Sri Lanka and India unite over pesticide limits
Tea producing neighbours India and Sri Lanka will join forces to lobby for a common standard for minimum pesticide residual levels in black tea. Tea producing countries are also calling for a change in the way the tea is tested, accounting for the fact that black tea is drunk rather than chewed and eaten.
Existing minimum residue limits are fixed on tealeaves and not their brew.
A report in Asia Siyaka’s weekly tea report quoted Indian Tea Board chief Basudeb Banerjee saying that MRL (minimum residual levels) standards should be finalized after studying the effects on human beings and not just on minimum detectable limits.
Meanwhile, Banerjee has said tea producing nations, in India, Sri Lanka or any other producer, does not know the final destination of the tea so it is difficult to meet a particular set of minimum residue limits.
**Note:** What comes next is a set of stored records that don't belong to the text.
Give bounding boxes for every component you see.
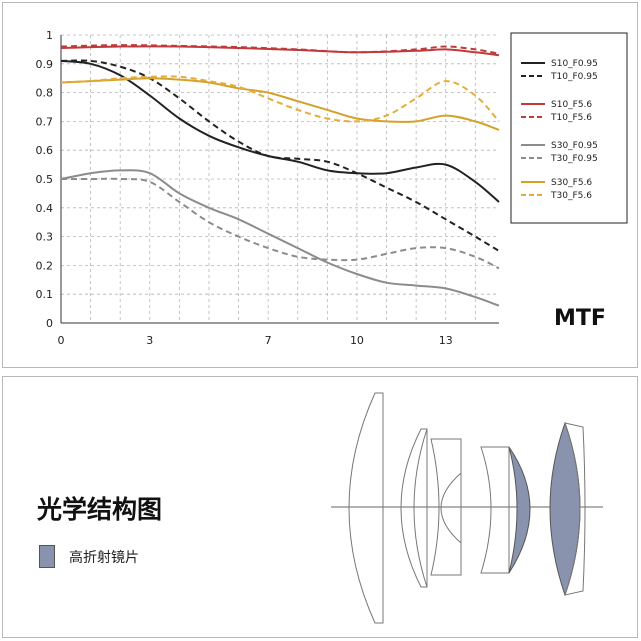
lens-element-1 (348, 392, 384, 624)
lens-element-3-inner (440, 472, 462, 544)
lens-diagram (331, 392, 603, 624)
y-tick-label: 0.7 (36, 115, 54, 128)
legend-label: T10_F5.6 (550, 113, 592, 123)
legend-label: S10_F5.6 (551, 100, 592, 110)
y-tick-label: 0.1 (36, 288, 54, 301)
x-tick-label: 13 (439, 334, 453, 347)
y-tick-label: 1 (46, 29, 53, 42)
series-line-t10-f0-95 (60, 59, 500, 252)
mtf-chart: 00.10.20.30.40.50.60.70.80.910 3 7 10 13 S10… (36, 29, 628, 347)
chart-title: MTF (554, 306, 606, 331)
x-tick-label: 10 (350, 334, 364, 347)
y-tick-label: 0.3 (36, 231, 54, 244)
x-tick-label: 0 (58, 334, 65, 347)
x-tick-label: 7 (265, 334, 272, 347)
y-tick-label: 0.6 (36, 144, 54, 157)
series-line-s30-f0-95 (60, 169, 500, 307)
chart-grid (61, 34, 499, 323)
legend-box (510, 32, 628, 224)
series-line-s30-f5-6 (60, 77, 500, 131)
optical-structure-panel: 光学结构图 高折射镜片 (2, 376, 638, 638)
high-refraction-lens-label: 高折射镜片 (69, 550, 139, 566)
chart-axes: 00.10.20.30.40.50.60.70.80.910 3 7 10 13 (36, 29, 499, 347)
series-line-t30-f5-6 (60, 75, 500, 123)
y-tick-label: 0.8 (36, 87, 54, 100)
y-tick-label: 0.5 (36, 173, 54, 186)
lens-element-4 (480, 446, 510, 574)
series-line-s10-f5-6 (60, 45, 500, 57)
lens-element-3 (430, 438, 462, 576)
lens-element-2 (400, 428, 428, 588)
mtf-chart-panel: 0 0.1 0.2 0.3 0.4 0.5 0.6 0.7 0.8 0.9 1 0 3 7 10 13 S10… (2, 2, 638, 368)
lens-element-7 (564, 422, 586, 596)
chart-legend: S10_F0.95 T10_F0.95 S10_F5.6 T10_F5.6 S30_F0… (510, 32, 628, 224)
legend-label: S10_F0.95 (551, 59, 598, 69)
series-line-s10-f0-95 (60, 59, 500, 203)
series-line-t10-f5-6 (60, 44, 500, 55)
high-refraction-lens-swatch (39, 545, 55, 568)
legend-label: T30_F5.6 (550, 191, 592, 201)
y-tick-label: 0 (46, 317, 53, 330)
y-tick-label: 0.2 (36, 259, 54, 272)
legend-label: S30_F5.6 (551, 178, 592, 188)
optical-structure-title: 光学结构图 (37, 495, 163, 524)
lens-element-2-inner (413, 428, 428, 588)
legend-label: T30_F0.95 (550, 154, 598, 164)
series-line-t30-f0-95 (60, 177, 500, 270)
high-refraction-lens-2 (549, 421, 581, 597)
chart-series (60, 44, 500, 307)
legend-label: S30_F0.95 (551, 141, 598, 151)
legend-label: T10_F0.95 (550, 72, 598, 82)
y-tick-label: 0.4 (36, 202, 54, 215)
high-refraction-lens-1 (508, 446, 531, 574)
y-tick-label: 0.9 (36, 58, 54, 71)
x-tick-label: 3 (146, 334, 153, 347)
The two countries are therefore lobbying for a common standard and have proposed that the MRL is set under Codex Alimentarius, the body set up by the FAO and World Health Organization (WHO) that finalizes standards and prepares guidelines on all food items.
The issue has been discussed a number of times by the Intergovernmental Group on Tea, and is expected to strongly lobbied as EU has proposed new MRL for its members from January but at a level which is still not in line with the rest of the world, the Asia Siyaka Report said.
At the Colombo tea auctions meanwhile, the gross sales average at the end of the last sale for 2005 at Rs. 184.43 is up from Rs. 180.18 recorded in December 2004.
Despite the higher annual average, the weekly average continues to fall below 2004 levels, as quality levels falter.
The 2005 weekly average at Rs. 194.69 is far below the Rs. 211.75 posted at the end of 2004.
Tea industry officials say wet weather and overcast conditions across the tea growing regions are to blame for the suffering quality of tea.
The industry is however expecting a break in the weather in early January and a subsequent improvement in quality.